As we move through today’s Synod we might reflect on how our discussions are shaped by our basic sense of identity as Christians in the part of God’s Church which is Southwark Diocese.

  • We shall be looking at the budget for next year – with the underlying principles of Christian stewardship which are expressed in it.
  • We consider the arrangements for clergy terms of service under Common Tenure – with the related questions of how we understand our sense of Christian vocation and how it is best expressed.
  • We shall hear from the Mission Theologian about plans to make use of the 400th Anniversary of the King James version of the Bible to stimulate the use of the Bible in mission across our Diocese.
  • We have presentations from the charities and causes who have benefitted from last year’s Lent Call – reminding us of the importance of giving.

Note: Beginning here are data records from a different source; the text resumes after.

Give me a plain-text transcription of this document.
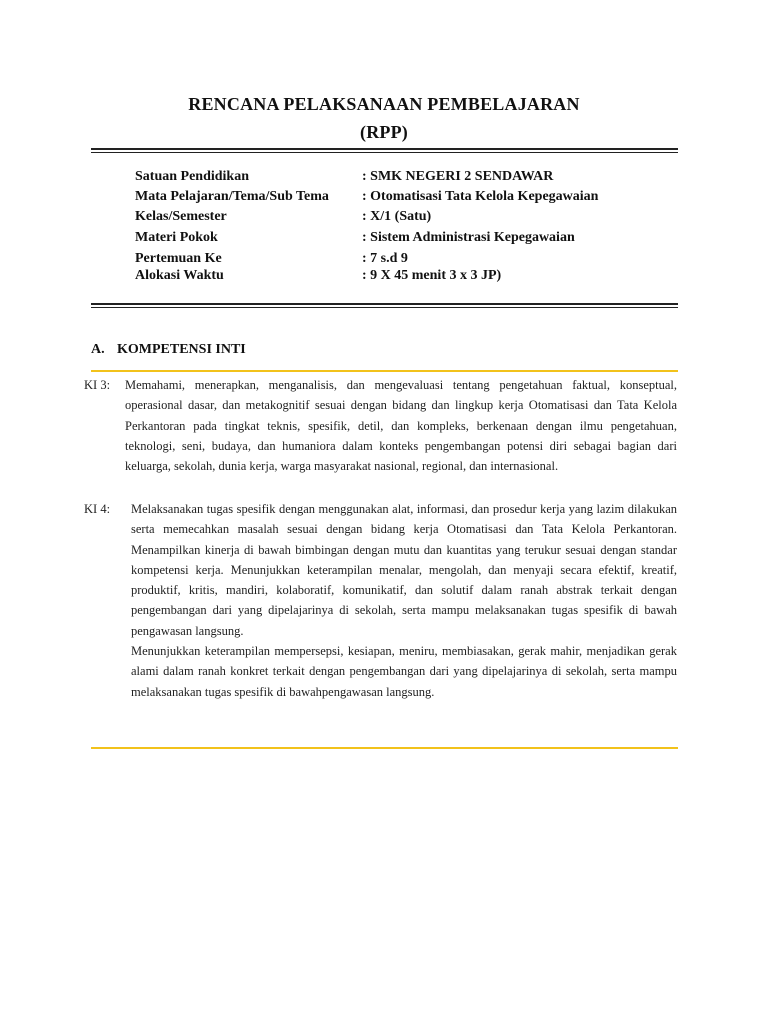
RENCANA PELAKSANAAN PEMBELAJARAN
(RPP)
Satuan Pendidikan	: SMK NEGERI 2 SENDAWAR
Mata Pelajaran/Tema/Sub Tema : Otomatisasi Tata Kelola Kepegawaian
Kelas/Semester	: X/1 (Satu)
Materi Pokok	: Sistem Administrasi Kepegawaian
Pertemuan Ke	: 7 s.d 9
Alokasi Waktu	: 9 X 45 menit 3 x 3 JP)
A. KOMPETENSI INTI
KI 3: Memahami, menerapkan, menganalisis, dan mengevaluasi tentang pengetahuan faktual, konseptual, operasional dasar, dan metakognitif sesuai dengan bidang dan lingkup kerja Otomatisasi dan Tata Kelola Perkantoran pada tingkat teknis, spesifik, detil, dan kompleks, berkenaan dengan ilmu pengetahuan, teknologi, seni, budaya, dan humaniora dalam konteks pengembangan potensi diri sebagai bagian dari keluarga, sekolah, dunia kerja, warga masyarakat nasional, regional, dan internasional.
KI 4: Melaksanakan tugas spesifik dengan menggunakan alat, informasi, dan prosedur kerja yang lazim dilakukan serta memecahkan masalah sesuai dengan bidang kerja Otomatisasi dan Tata Kelola Perkantoran. Menampilkan kinerja di bawah bimbingan dengan mutu dan kuantitas yang terukur sesuai dengan standar kompetensi kerja. Menunjukkan keterampilan menalar, mengolah, dan menyaji secara efektif, kreatif, produktif, kritis, mandiri, kolaboratif, komunikatif, dan solutif dalam ranah abstrak terkait dengan pengembangan dari yang dipelajarinya di sekolah, serta mampu melaksanakan tugas spesifik di bawah pengawasan langsung.
Menunjukkan keterampilan mempersepsi, kesiapan, meniru, membiasakan, gerak mahir, menjadikan gerak alami dalam ranah konkret terkait dengan pengembangan dari yang dipelajarinya di sekolah, serta mampu melaksanakan tugas spesifik di bawahpengawasan langsung.
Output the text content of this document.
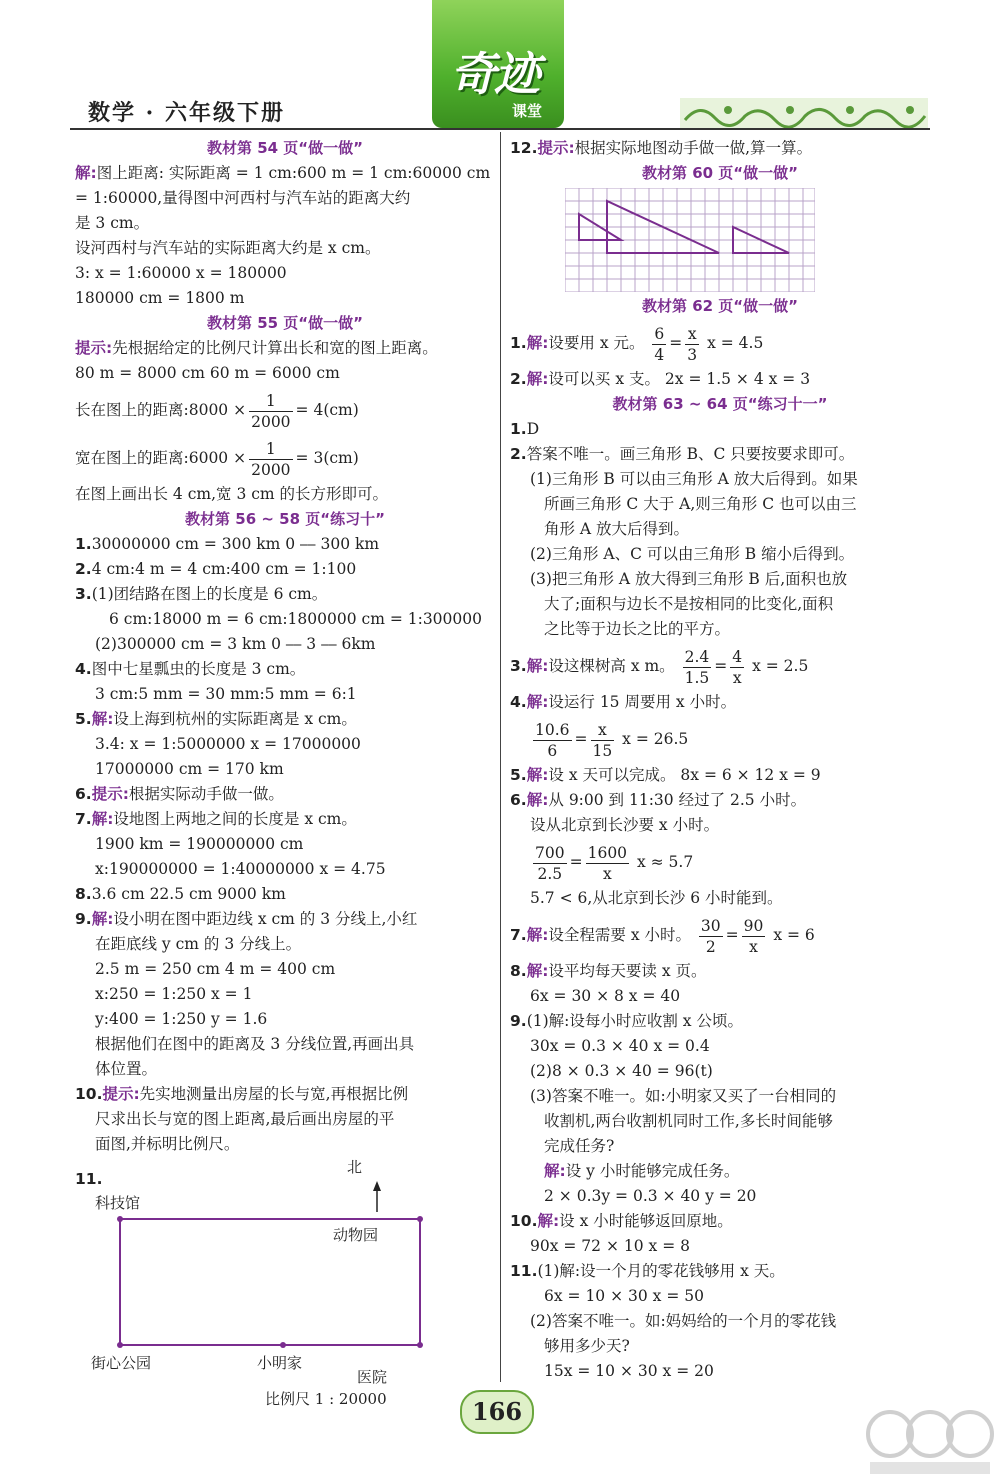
数学 · 六年级下册
奇迹
课堂
教材第 54 页“做一做”
解:图上距离: 实际距离 = 1 cm:600 m = 1 cm:60000 cm
= 1:60000,量得图中河西村与汽车站的距离大约
是 3 cm。
设河西村与汽车站的实际距离大约是 x cm。
3: x = 1:60000 x = 180000
180000 cm = 1800 m
教材第 55 页“做一做”
提示:先根据给定的比例尺计算出长和宽的图上距离。
80 m = 8000 cm 60 m = 6000 cm
长在图上的距离:8000 × $\frac{1}{2000} = 4(cm)$
宽在图上的距离:6000 × $\frac{1}{2000} = 3(cm)$
在图上画出长 4 cm,宽 3 cm 的长方形即可。
教材第 56 ~ 58 页“练习十”
1.30000000 cm = 300 km 0 ⎯⎯ 300 km
2.4 cm:4 m = 4 cm:400 cm = 1:100
3.(1)团结路在图上的长度是 6 cm。
6 cm:18000 m = 6 cm:1800000 cm = 1:300000
(2)300000 cm = 3 km 0 ⎯⎯ 3 ⎯⎯ 6km
4.图中七星瓢虫的长度是 3 cm。
3 cm:5 mm = 30 mm:5 mm = 6:1
5.解:设上海到杭州的实际距离是 x cm。
3.4: x = 1:5000000 x = 17000000
17000000 cm = 170 km
6.提示:根据实际动手做一做。
7.解:设地图上两地之间的长度是 x cm。
1900 km = 190000000 cm
x:190000000 = 1:40000000 x = 4.75
8.3.6 cm 22.5 cm 9000 km
9.解:设小明在图中距边线 x cm 的 3 分线上,小红
在距底线 y cm 的 3 分线上。
2.5 m = 250 cm 4 m = 400 cm
x:250 = 1:250 x = 1
y:400 = 1:250 y = 1.6
根据他们在图中的距离及 3 分线位置,再画出具
体位置。
10.提示:先实地测量出房屋的长与宽,再根据比例
尺求出长与宽的图上距离,最后画出房屋的平
面图,并标明比例尺。
11.
北
科技馆
动物园
街心公园	小明家
医院
比例尺 1 : 20000
12.提示:根据实际地图动手做一做,算一算。
教材第 60 页“做一做”
教材第 62 页“做一做”
1.解:设要用 x 元。 $\frac{6}{4} = \frac{x}{3}$ x = 4.5
2.解:设可以买 x 支。 2x = 1.5 × 4 x = 3
教材第 63 ~ 64 页“练习十一”
1.D
2.答案不唯一。画三角形 B、C 只要按要求即可。
(1)三角形 B 可以由三角形 A 放大后得到。如果
所画三角形 C 大于 A,则三角形 C 也可以由三
角形 A 放大后得到。
(2)三角形 A、C 可以由三角形 B 缩小后得到。
(3)把三角形 A 放大得到三角形 B 后,面积也放
大了;面积与边长不是按相同的比变化,面积
之比等于边长之比的平方。
3.解:设这棵树高 x m。 $\frac{2.4}{1.5} = \frac{4}{x}$ x = 2.5
4.解:设运行 15 周要用 x 小时。
$\frac{10.6}{6} = \frac{x}{15}$ x = 26.5
5.解:设 x 天可以完成。 8x = 6 × 12 x = 9
6.解:从 9:00 到 11:30 经过了 2.5 小时。
设从北京到长沙要 x 小时。
$\frac{700}{2.5} = \frac{1600}{x}$ x ≈ 5.7
5.7 < 6,从北京到长沙 6 小时能到。
7.解:设全程需要 x 小时。 $\frac{30}{2} = \frac{90}{x}$ x = 6
8.解:设平均每天要读 x 页。
6x = 30 × 8 x = 40
9.(1)解:设每小时应收割 x 公顷。
30x = 0.3 × 40 x = 0.4
(2)8 × 0.3 × 40 = 96(t)
(3)答案不唯一。如:小明家又买了一台相同的
收割机,两台收割机同时工作,多长时间能够
完成任务?
解:设 y 小时能够完成任务。
2 × 0.3y = 0.3 × 40 y = 20
10.解:设 x 小时能够返回原地。
90x = 72 × 10 x = 8
11.(1)解:设一个月的零花钱够用 x 天。
6x = 10 × 30 x = 50
(2)答案不唯一。如:妈妈给的一个月的零花钱
够用多少天?
15x = 10 × 30 x = 20
166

  • The Vicar of this church of St John, Waterloo will be telling us of some exciting initiatives here – Reminding us of the centrality of the life of our parishes and the importance of working for God’s justice in every place.
  • And we shall finish by considering how we, as a Diocese, will continue to approach the ongoing discussions on the proposals for the ordination of women as bishops in the Church of England, reminding us of the importance of  how we can hold some sense of the unity of God’s Church in the face of issues which deeply divide us.

I am sure it will be a fruitful Synod.  As we look forward as a Diocese at this stage in the Vacancy in See, I hope and pray that we will have a strong awareness of all that has shaped us in the past.  But above all a real openness to all that God calls us to in the future.